By midnight, she knew something else was wrong. Jaxon was watching her. Not overtly. Not with suspicion, but his attention stayed on her longer than usual, gaze tracking her movements across the club, recalibrating. Control tightening.
She didn’t miss the way his men had subtly repositioned themselves either. Dante closer to the bar. One of the newer guards at the stairs instead of the door. A quiet adjustment. Someone had pulled a string.
When Jaxon finally summoned her upstairs, it wasn’t abrupt. He didn’t raise his voice. Didn’t call her name across the room. He simply sent for her.

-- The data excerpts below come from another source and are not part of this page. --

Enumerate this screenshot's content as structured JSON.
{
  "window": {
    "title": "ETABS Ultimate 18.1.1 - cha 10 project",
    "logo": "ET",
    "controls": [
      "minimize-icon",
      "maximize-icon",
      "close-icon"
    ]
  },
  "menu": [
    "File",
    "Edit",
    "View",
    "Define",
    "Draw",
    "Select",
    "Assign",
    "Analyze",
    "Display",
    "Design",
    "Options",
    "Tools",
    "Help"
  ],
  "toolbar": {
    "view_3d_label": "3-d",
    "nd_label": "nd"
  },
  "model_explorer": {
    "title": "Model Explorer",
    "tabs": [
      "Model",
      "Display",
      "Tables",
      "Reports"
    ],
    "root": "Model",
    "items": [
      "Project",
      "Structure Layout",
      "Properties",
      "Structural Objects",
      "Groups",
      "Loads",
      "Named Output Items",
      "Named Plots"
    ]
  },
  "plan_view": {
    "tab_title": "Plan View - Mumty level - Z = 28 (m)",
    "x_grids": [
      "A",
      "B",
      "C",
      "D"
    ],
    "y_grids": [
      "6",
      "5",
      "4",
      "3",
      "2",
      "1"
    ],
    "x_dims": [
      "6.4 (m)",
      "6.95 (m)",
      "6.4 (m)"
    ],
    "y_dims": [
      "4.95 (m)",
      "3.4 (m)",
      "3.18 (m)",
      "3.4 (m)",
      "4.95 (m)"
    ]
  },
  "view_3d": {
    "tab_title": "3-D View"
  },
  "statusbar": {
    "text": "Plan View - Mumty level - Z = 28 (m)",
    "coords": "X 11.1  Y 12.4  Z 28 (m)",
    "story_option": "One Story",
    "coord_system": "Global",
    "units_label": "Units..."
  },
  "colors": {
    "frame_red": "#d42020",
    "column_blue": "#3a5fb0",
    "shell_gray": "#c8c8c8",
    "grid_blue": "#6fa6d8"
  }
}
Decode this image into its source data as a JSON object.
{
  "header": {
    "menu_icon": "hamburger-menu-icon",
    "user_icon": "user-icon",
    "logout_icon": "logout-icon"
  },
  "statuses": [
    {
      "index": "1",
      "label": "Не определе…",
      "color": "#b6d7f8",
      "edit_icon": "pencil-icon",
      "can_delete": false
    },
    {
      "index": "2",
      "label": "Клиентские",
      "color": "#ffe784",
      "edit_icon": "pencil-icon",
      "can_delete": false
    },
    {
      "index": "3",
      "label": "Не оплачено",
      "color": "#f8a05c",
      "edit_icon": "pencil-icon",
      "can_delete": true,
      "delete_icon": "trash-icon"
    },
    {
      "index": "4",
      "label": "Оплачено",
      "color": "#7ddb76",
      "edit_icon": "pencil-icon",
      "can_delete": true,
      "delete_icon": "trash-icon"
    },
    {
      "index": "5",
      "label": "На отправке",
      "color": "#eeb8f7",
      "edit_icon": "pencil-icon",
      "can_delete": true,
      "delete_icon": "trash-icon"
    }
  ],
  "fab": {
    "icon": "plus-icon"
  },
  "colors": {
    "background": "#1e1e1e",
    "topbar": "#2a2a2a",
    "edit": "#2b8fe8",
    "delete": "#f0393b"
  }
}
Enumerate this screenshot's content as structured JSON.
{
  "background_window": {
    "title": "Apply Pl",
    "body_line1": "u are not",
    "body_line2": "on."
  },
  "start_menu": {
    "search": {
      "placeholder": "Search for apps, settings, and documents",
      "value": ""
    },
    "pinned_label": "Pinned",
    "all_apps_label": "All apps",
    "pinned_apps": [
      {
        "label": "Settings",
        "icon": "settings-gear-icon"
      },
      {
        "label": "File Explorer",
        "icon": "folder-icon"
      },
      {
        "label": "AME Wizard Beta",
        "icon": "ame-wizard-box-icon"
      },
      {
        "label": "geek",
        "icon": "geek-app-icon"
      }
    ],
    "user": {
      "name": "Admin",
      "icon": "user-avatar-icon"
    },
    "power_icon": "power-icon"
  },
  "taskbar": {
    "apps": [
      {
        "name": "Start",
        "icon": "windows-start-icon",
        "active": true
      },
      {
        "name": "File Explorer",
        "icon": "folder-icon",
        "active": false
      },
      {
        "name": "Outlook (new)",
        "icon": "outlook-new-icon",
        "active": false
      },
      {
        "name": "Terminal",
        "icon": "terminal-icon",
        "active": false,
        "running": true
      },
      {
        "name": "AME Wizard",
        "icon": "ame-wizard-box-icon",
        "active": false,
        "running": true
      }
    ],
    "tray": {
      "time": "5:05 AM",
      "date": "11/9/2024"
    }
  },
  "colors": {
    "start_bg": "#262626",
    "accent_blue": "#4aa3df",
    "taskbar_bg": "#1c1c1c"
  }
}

His private lounge smelled faintly of whiskey and smoke, city lights bleeding in through the glass. He stood near the window, jacket off, sleeves rolled, relaxed posture, dangerous mood.
“You’ve been distracted,” he said without turning.
Raven stayed where she was. “Busy night.”
“Not like this.”
She didn’t respond. Silence stretched, not awkward, not rushed. Jaxon used silence like a blade. He let it work. “Zane left you something,” he said casually.
Her chest tightened. She kept her face still. “Did he?”
“He has a habit of leaving impressions.”
She met Jaxon’s gaze then. “Are you asking me something?”
A slow turn. His eyes were sharp now. Assessing.
“I’m reminding you,” he said, “that nothing in my world happens without consequence.”
Raven folded her arms. Defensive. Controlled. “He’s your brother.”
“That doesn’t make him harmless.”
“Then why let him stay?”
Jaxon stepped closer. Not invading her space, adjusting it. “Because chaos reveals cracks.”
“And you think I’m one of them.”
“I think,” he said quietly, “that you’re standing in the middle of a fault line.”
Her pulse betrayed her. “If Zane wants something,” she said carefully, “he’ll take it.”
Jaxon’s mouth curved slightly. “He can try.”
The words weren’t reassurance. They were a promise.
He reached out, fingers catching her chin, tilting her face up, not rough, not gentle. Precise. “You don’t belong to him,” he said. “And you don’t get curious without telling me.”
Raven swallowed. “Is that a rule?”
“It’s a warning.”
She nodded once. Jaxon released her, stepping back like the moment had never happened. “Go.”
She left with her spine straight and her nerves humming.
The message came less than an hour later.
No number. No name. Just a photo. Her locker. Open. Empty.
Unknown number: You left something behind. Careless.
Her fingers trembled as she typed: What do you want?
The reply came immediately:
Unknown: Honesty.
Her phone buzzed again before she could respond.
Ubknown: And leverage.
Raven’s breath went shallow. She didn’t know how he’d gotten access. She didn’t know how much he’d seen. Only that this wasn’t flirting anymore, it was escalation.
She closed her eyes.
When she opened them, Zane was standing across the room. Not close. Not touching her.
Just watching. He lifted his glass in a silent toast, smile slow and knowing.
The room didn’t spin. It narrowed. Raven understood then, truly understood, that Zane hadn’t come to Eden to challenge Jaxon. He’d come for her. And whatever game he was playing, she was already on the board.